Taft 2012
Page 7
“Oh, sure. My mistake.” He twirled Taft’s chair around to face the mirror that took up almost the entire length and width of one wall. He had to admit that the Manhattan television studio in which Pauline Craig was headquartered had a well-equipped green room. As Susan had explained, Craig often invited high-ranking politicos, military brass, and the occasional screen or singing celebrity, all of whom were accustomed to being primped and preened prior to placement in front of a camera.
Taft balked at the thought. His armpits had already dampened at the thought of having his voice and moving image broadcast live across the nation—no, the world, Susan had said—and he’d even begun to smell. Stage fright was something he’d overcome long ago; in fact, as Susan had explained the week before, Taft had become infamous as being one of the most long-winded speechmakers in the presidential pantheon. Secretly, Taft prided himself on that fact. After all, an address thoroughly thought out and exhaustively delivered left less room for vagueness or misinterpretation. Susan had insisted, however, that he not use the Craig interview to deliver a soliloquy. The attention span of the average American, she said in that odd lingo of hers, wasn’t what it used to be. He must speak in what she called “sound bites.” The very word made his stomach rumble.
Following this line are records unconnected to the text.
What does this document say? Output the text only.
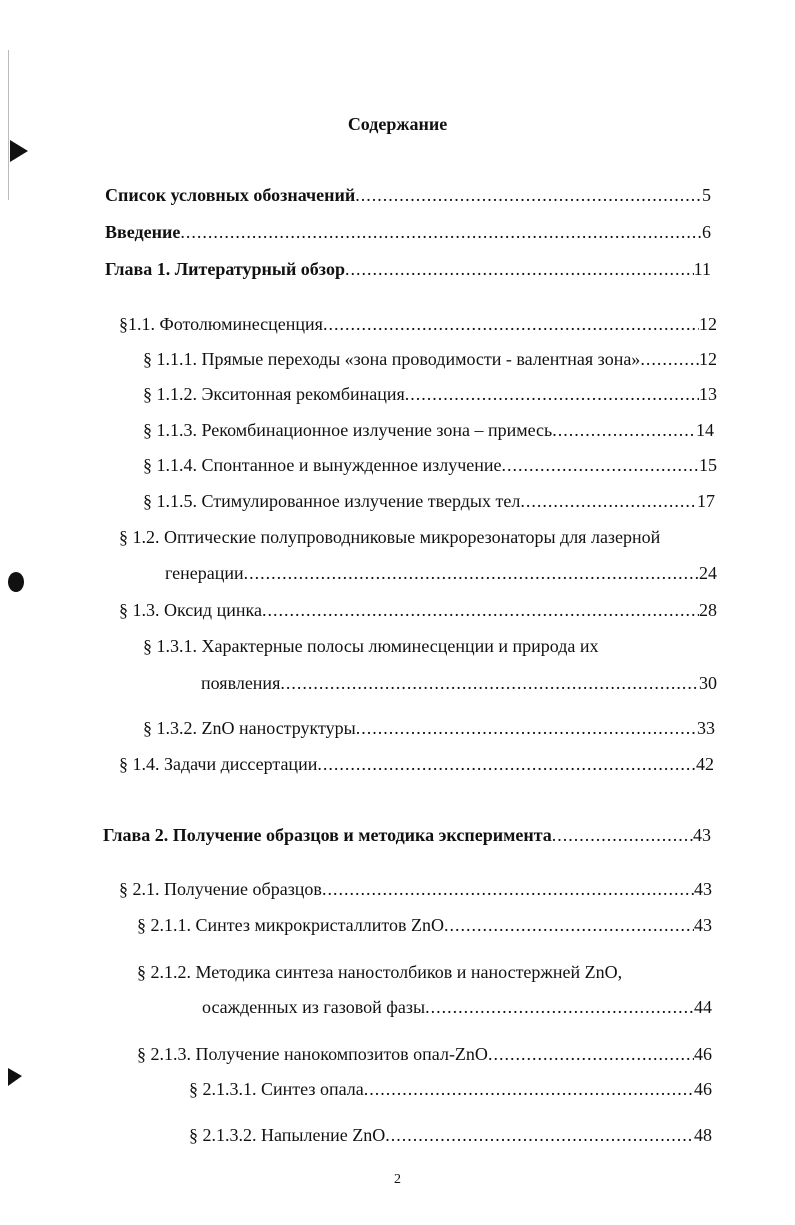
Содержание
Список условных обозначений .....	5
Введение .....	6
Глава 1. Литературный обзор .....	11
§1.1. Фотолюминесценция .....	12
§ 1.1.1. Прямые переходы «зона проводимости - валентная зона» .....	12
§ 1.1.2. Экситонная рекомбинация .....	13
§ 1.1.3. Рекомбинационное излучение зона – примесь .....	14
§ 1.1.4. Спонтанное и вынужденное излучение .....	15
§ 1.1.5. Стимулированное излучение твердых тел .....	17
§ 1.2. Оптические полупроводниковые микрорезонаторы для лазерной
генерации .....	24
§ 1.3. Оксид цинка .....	28
§ 1.3.1. Характерные полосы люминесценции и природа их
появления .....	30
§ 1.3.2. ZnO наноструктуры .....	33
§ 1.4. Задачи диссертации .....	42
Глава 2. Получение образцов и методика эксперимента .....	43
§ 2.1. Получение образцов .....	43
§ 2.1.1. Синтез микрокристаллитов ZnO .....	43
§ 2.1.2. Методика синтеза наностолбиков и наностержней ZnO,
осажденных из газовой фазы .....	44
§ 2.1.3. Получение нанокомпозитов опал-ZnO .....	46
§ 2.1.3.1. Синтез опала .....	46
§ 2.1.3.2. Напыление ZnO .....	48
2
“If you won’t let me amputate that beast of a mustache, then will you at least let me trim it some more?” The makeup artist had found a small pair of shears, which he brandished menacingly in the mirror.
“Oh, all right. But if I measure a loss of anything more than ten percent of its total volume, I’ll take it out of you in blood.”
The makeup artist rolled his eyes and set about snipping.
“Susan,” said Taft once the shears had been stashed and the makeup artist had left. “I won’t argue with you about the need for this”—he waved his hands around his face—“this peacockery. But there’s something unnatural about it. Do all politicians in this day and age subject themselves to such ostentatious falseness? Do masks now make the man? Are we all thespians?”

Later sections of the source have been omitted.